November 2012 Machinery Orders

Domestic and overseas orders steady

RSS

January 16, 2013

  • Masahiko Hashimoto

Summary

◆Machinery orders (Cabinet Office [CAO]; private sector excl. those for shipbuilding and from electric utilities; leading indicator of domestic capex) posted the second monthly gain in a row in November (up 3.9% m/m), surpassing consensus expectations (up 0.3%). On a three-month moving average basis, orders saw the first gain in three months, signaling the underlying downtrend is turning around.


◆By demand source, manufacturing orders increased for the first time in two months (up 3.9% m/m). Among manufacturing orders, a substantial gain for those from the pulp & paper/paper product industry likely reflected a one-time factor, which warrants some latitude. However, advances were seen for those from a wide range of industries, such as chemicals, iron & steel, general machinery, electrical machinery, and autos/auto parts. Non-manufacturing orders (private sector excl. those for shipbuilding and from electric utilities) made the fourth consecutive monthly gain (up 6.2%). Among non-manufacturing orders, substantial gains were seen for those from the agriculture/forestry/fishery and financial/insurance industries, driving overall non-manufacturing orders. At the same time, those from the information services and real estate industries remained firm, both posting the third consecutive monthly gain in a row.

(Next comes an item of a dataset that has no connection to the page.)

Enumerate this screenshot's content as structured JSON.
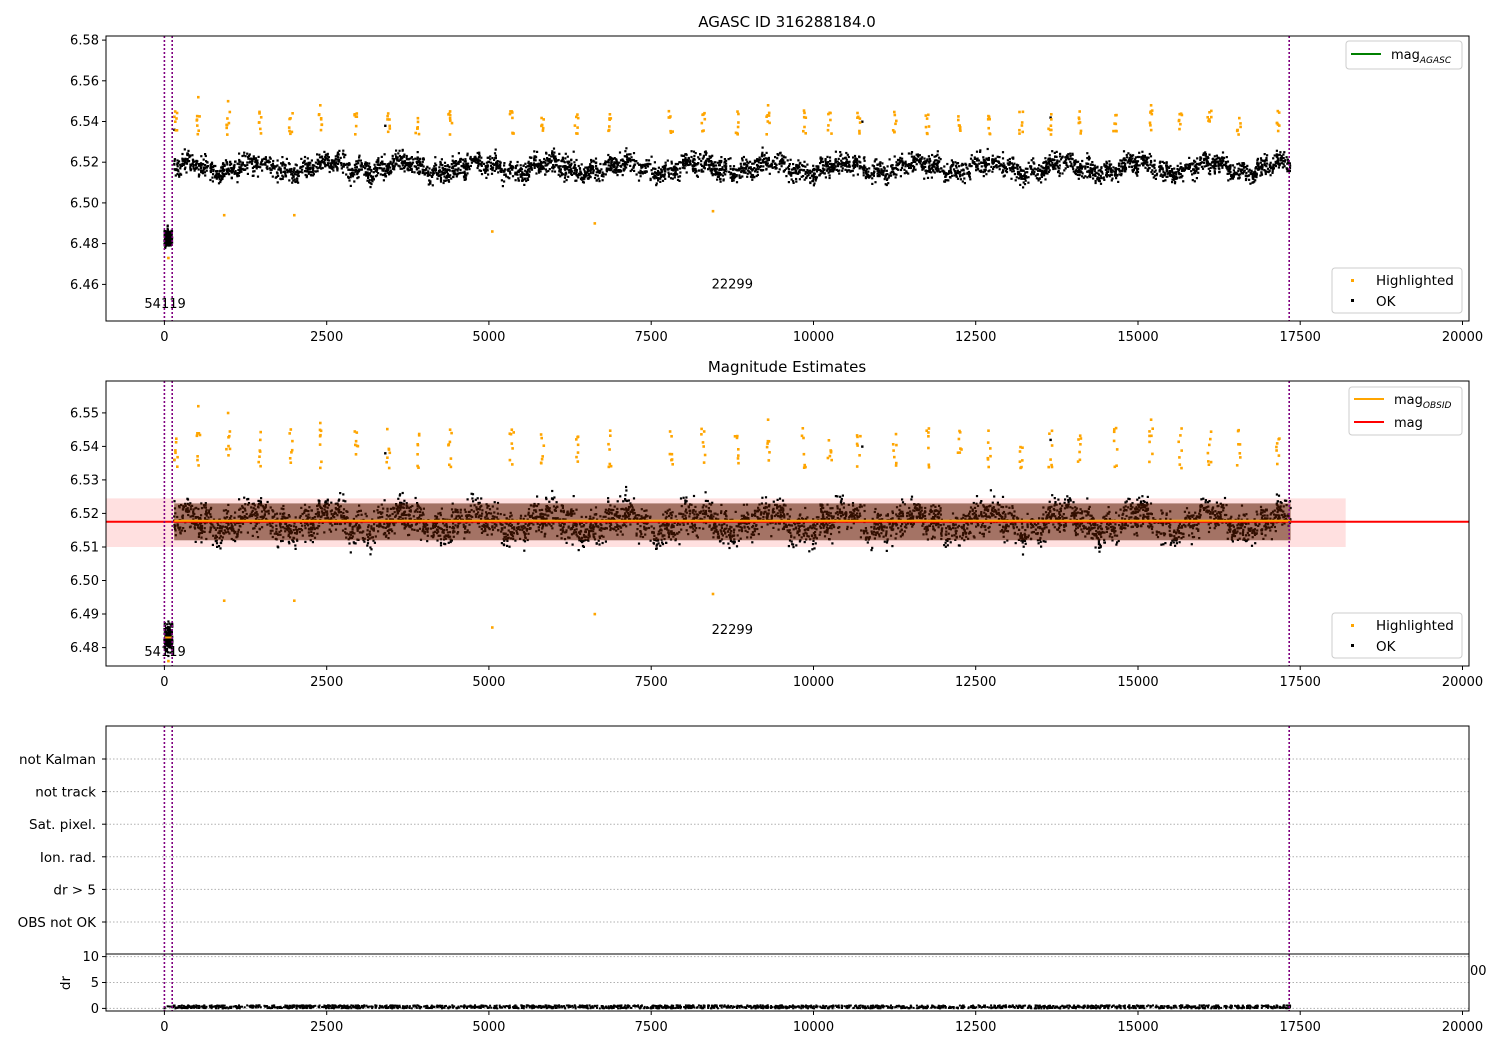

◆The CAO projects that machinery orders will increase 5.0% q/q in Oct-Dec 2012, the first gain in three quarters. To meet the projection, they have to increase 11.5% m/m in December, not an easy hurdle. However, they would see positive q/q growth in Oct-Dec even if they decline 3.1% m/m in December, making it very likely that they will turn around to positive growth. Given the tendency that machinery orders lead GDP-based capex by around three months, capex will likely begin to increase in Jan-Mar 2013. At the same time, other factors also suggest capex is likely to recover gradually. Such tailwind factors include the shift to a weaker yen of late and public support of private investment stipulated in a policy measure approved on 11 January by the Cabinet.